Lustrous Plate contains seven plate “types,” which are algorithmic variations of modeled hardware plate reverbs. The seven are named Chrome, Silver, Steel, Rhodium, Beryllium, Corbomite (not a real element, but fans of the original Star Trek will remember it), and Iridium. Each has a distinctive sound, which makes Lustrous Plates quite versatile.

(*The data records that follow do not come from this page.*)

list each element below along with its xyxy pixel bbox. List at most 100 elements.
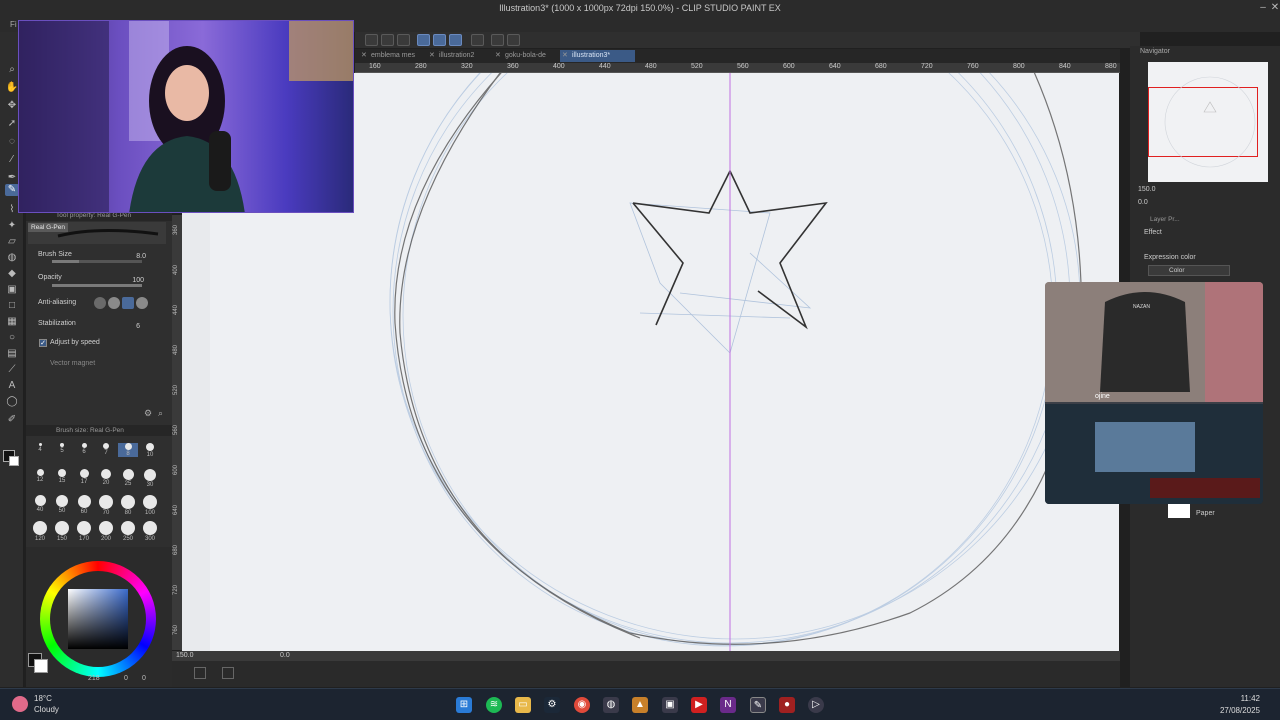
aa-none-button[interactable] xyxy=(94,297,106,309)
clock-date[interactable]: 27/08/2025 xyxy=(1220,706,1260,715)
brush-size-option[interactable]: 200 xyxy=(96,521,116,542)
snap-ruler-icon[interactable] xyxy=(417,34,430,46)
tab-goku[interactable]: ✕ goku-bola-de xyxy=(493,50,550,62)
aa-medium-button[interactable] xyxy=(122,297,134,309)
layout-icon[interactable] xyxy=(194,667,206,679)
settings-icon[interactable] xyxy=(491,34,504,46)
figure-icon[interactable]: □ xyxy=(5,300,19,312)
grid-icon[interactable] xyxy=(222,667,234,679)
tab-illustration3[interactable]: ✕ illustration3* xyxy=(560,50,635,62)
brush-size-option[interactable]: 25 xyxy=(118,469,138,487)
zoom-value[interactable]: 150.0 xyxy=(176,652,194,659)
undo-icon[interactable] xyxy=(507,34,520,46)
pencil-icon[interactable]: ✎ xyxy=(5,184,19,196)
gradient-icon[interactable]: ▣ xyxy=(5,284,19,296)
brush-size-option[interactable]: 300 xyxy=(140,521,160,542)
youtube-icon[interactable]: ▶ xyxy=(691,697,707,713)
close-icon[interactable]: ✕ xyxy=(1268,2,1280,14)
panel-icon[interactable]: ▤ xyxy=(5,348,19,360)
navigator-zoom[interactable]: 150.0 xyxy=(1138,186,1156,193)
brush-size-option[interactable]: 120 xyxy=(30,521,50,542)
fill-icon[interactable]: ◆ xyxy=(5,268,19,280)
file-explorer-icon[interactable]: ▭ xyxy=(515,697,531,713)
move-icon[interactable]: ✥ xyxy=(5,100,19,112)
weather-icon[interactable] xyxy=(12,696,28,712)
brush-size-option[interactable]: 8 xyxy=(118,443,138,457)
windows-start-icon[interactable]: ⊞ xyxy=(456,697,472,713)
close-icon[interactable]: ✕ xyxy=(429,50,435,62)
eraser-icon[interactable]: ▱ xyxy=(5,236,19,248)
opacity-slider[interactable] xyxy=(52,284,142,287)
brush-size-option[interactable]: 20 xyxy=(96,469,116,486)
brush-size-option[interactable]: 4 xyxy=(30,443,50,453)
close-icon[interactable]: ✕ xyxy=(361,50,367,62)
brush-size-option[interactable]: 100 xyxy=(140,495,160,516)
chrome-icon[interactable]: ◉ xyxy=(574,697,590,713)
wrench-icon[interactable]: ⚙ xyxy=(144,408,152,419)
hand-icon[interactable]: ✋ xyxy=(5,82,19,94)
snap-grid-icon[interactable] xyxy=(449,34,462,46)
blend-icon[interactable]: ◍ xyxy=(5,252,19,264)
document-icon[interactable] xyxy=(471,34,484,46)
navigator-preview[interactable] xyxy=(1148,62,1268,182)
expression-color-select[interactable]: Color xyxy=(1148,265,1230,276)
brush-size-option[interactable]: 30 xyxy=(140,469,160,488)
clip-studio-icon[interactable]: ✎ xyxy=(750,697,766,713)
aa-strong-button[interactable] xyxy=(136,297,148,309)
cmd-icon[interactable] xyxy=(397,34,410,46)
close-icon[interactable]: ✕ xyxy=(562,50,568,62)
text-icon[interactable]: A xyxy=(5,380,19,392)
steam-icon[interactable]: ⚙ xyxy=(544,697,560,713)
spotify-icon[interactable]: ≋ xyxy=(486,697,502,713)
lasso-icon[interactable]: ◌ xyxy=(5,136,19,148)
brush-size-option[interactable]: 17 xyxy=(74,469,94,485)
brush-size-value[interactable]: 8.0 xyxy=(126,253,146,260)
brush-icon[interactable]: ⌇ xyxy=(5,204,19,216)
sub-color-swatch[interactable] xyxy=(9,456,19,466)
cmd-icon[interactable] xyxy=(381,34,394,46)
brush-size-option[interactable]: 170 xyxy=(74,521,94,542)
brush-size-option[interactable]: 6 xyxy=(74,443,94,455)
brave-icon[interactable]: ▲ xyxy=(632,697,648,713)
brush-size-option[interactable]: 80 xyxy=(118,495,138,516)
angle-value[interactable]: 0.0 xyxy=(280,652,290,659)
frame-icon[interactable]: ▦ xyxy=(5,316,19,328)
clock-time[interactable]: 11:42 xyxy=(1241,694,1260,703)
close-icon[interactable]: ✕ xyxy=(495,50,501,62)
aa-weak-button[interactable] xyxy=(108,297,120,309)
brush-size-option[interactable]: 5 xyxy=(52,443,72,454)
brush-size-option[interactable]: 60 xyxy=(74,495,94,515)
airbrush-icon[interactable]: ✦ xyxy=(5,220,19,232)
zoom-icon[interactable]: ⌕ xyxy=(5,64,19,76)
app-icon[interactable]: ◍ xyxy=(603,697,619,713)
menu-file[interactable]: Fi xyxy=(10,20,17,29)
correct-line-icon[interactable]: ✐ xyxy=(5,414,19,426)
opacity-value[interactable]: 100 xyxy=(122,277,144,284)
ruler-icon[interactable]: ⟋ xyxy=(5,364,19,376)
brush-size-option[interactable]: 15 xyxy=(52,469,72,484)
brush-size-option[interactable]: 40 xyxy=(30,495,50,513)
operation-icon[interactable]: ➚ xyxy=(5,118,19,130)
weather-temperature[interactable]: 18°C xyxy=(34,694,52,703)
brush-size-option[interactable]: 250 xyxy=(118,521,138,542)
recorder-icon[interactable]: ● xyxy=(779,697,795,713)
brush-size-slider[interactable] xyxy=(52,260,142,263)
brush-size-option[interactable]: 12 xyxy=(30,469,50,483)
media-player-icon[interactable]: ▷ xyxy=(808,697,824,713)
pen-icon[interactable]: ✒ xyxy=(5,172,19,184)
navigator-angle[interactable]: 0.0 xyxy=(1138,199,1148,206)
eyedropper-icon[interactable]: ⁄ xyxy=(5,154,19,166)
balloon-icon[interactable]: ◯ xyxy=(5,396,19,408)
color-square[interactable] xyxy=(68,589,128,649)
layer-property-tab[interactable]: Layer Pr... xyxy=(1150,216,1180,223)
search-icon[interactable]: ⌕ xyxy=(158,408,163,419)
cmd-icon[interactable] xyxy=(365,34,378,46)
brush-size-option[interactable]: 50 xyxy=(52,495,72,514)
store-icon[interactable]: ▣ xyxy=(662,697,678,713)
next-app-icon[interactable]: N xyxy=(720,697,736,713)
tab-emblema[interactable]: ✕ emblema mes xyxy=(359,50,419,62)
tab-illustration2[interactable]: ✕ illustration2 xyxy=(427,50,478,62)
sub-color[interactable] xyxy=(34,659,48,673)
stabilization-value[interactable]: 6 xyxy=(126,323,140,330)
adjust-speed-checkbox[interactable]: ✓ xyxy=(39,339,47,347)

In addition to the different flavors, there are plenty of adjustable parameters, which are organized under two different tabs, Reverberation and Equalization.

Under the Reverberation tab, one of the most consequential controls is the Reverb Time Damper, which governs how much the plate will resonate. Low settings cut the resonance sharply, changing the sonic character significantly.

The Frequency Dispersion parameter controls how the plates transmit different frequencies and is governed by some physical factors of the modeled plates, such as size, pickup position, tension and more. It gives you subtle control of frequency response and can even be modified by several choices in the preferences.

You also get a Pre-Delay control that lets you choose between time settings and rhythmic values based on the song tempo. Major kudos to LiquidSonics for the inclusion of the latter. Why more reverb plug-ins don’t offer a tempo-based pre-delay option is beyond me; it’s so useful.

Speaking of useful, you get a stereo Width control that’s continuously variable between full stereo and mono. Also included are Modulation controls, Rate and Depth, which are not something you’d find on a hardware plate reverb but allow you to dial subtle variations into the sound.

Pressing the Equalization tab reveals a separate set of controls, which includes Low and High Cut filters, and semi-parametric Low and High band EQ knobs.

One of the Preference choices in Lustrous Plates is between Dark and Light GUI themes. Although the color scheme is irrelevant to the sound, it is a nice option to have.

I’ve only had Lustrous Plates for a day or so, because it just came out this week. As a result, I haven’t had a chance to use it extensively in mixes. However, I’m loving the way it sounds on everything I’ve tried it on so far, including drums, vocals, guitars and synths.

The fact that it doesn’t try to emulate a specific classic hardware plate (or plates), but instead offers so many plate-sound variations is an advantage, in a way. Rather than trying to sound like a particular piece of gear, it takes a more generic, but highly flexible approach, and gives you the control to shape the sound as you see fit for your mix. Between its smart feature set and excellent sound, Lustrous Plates has what it takes to be a significant player in the plate reverb plug-in market.

LiquidSonics offers a full, 14-day demo, so you can check it out for yourself.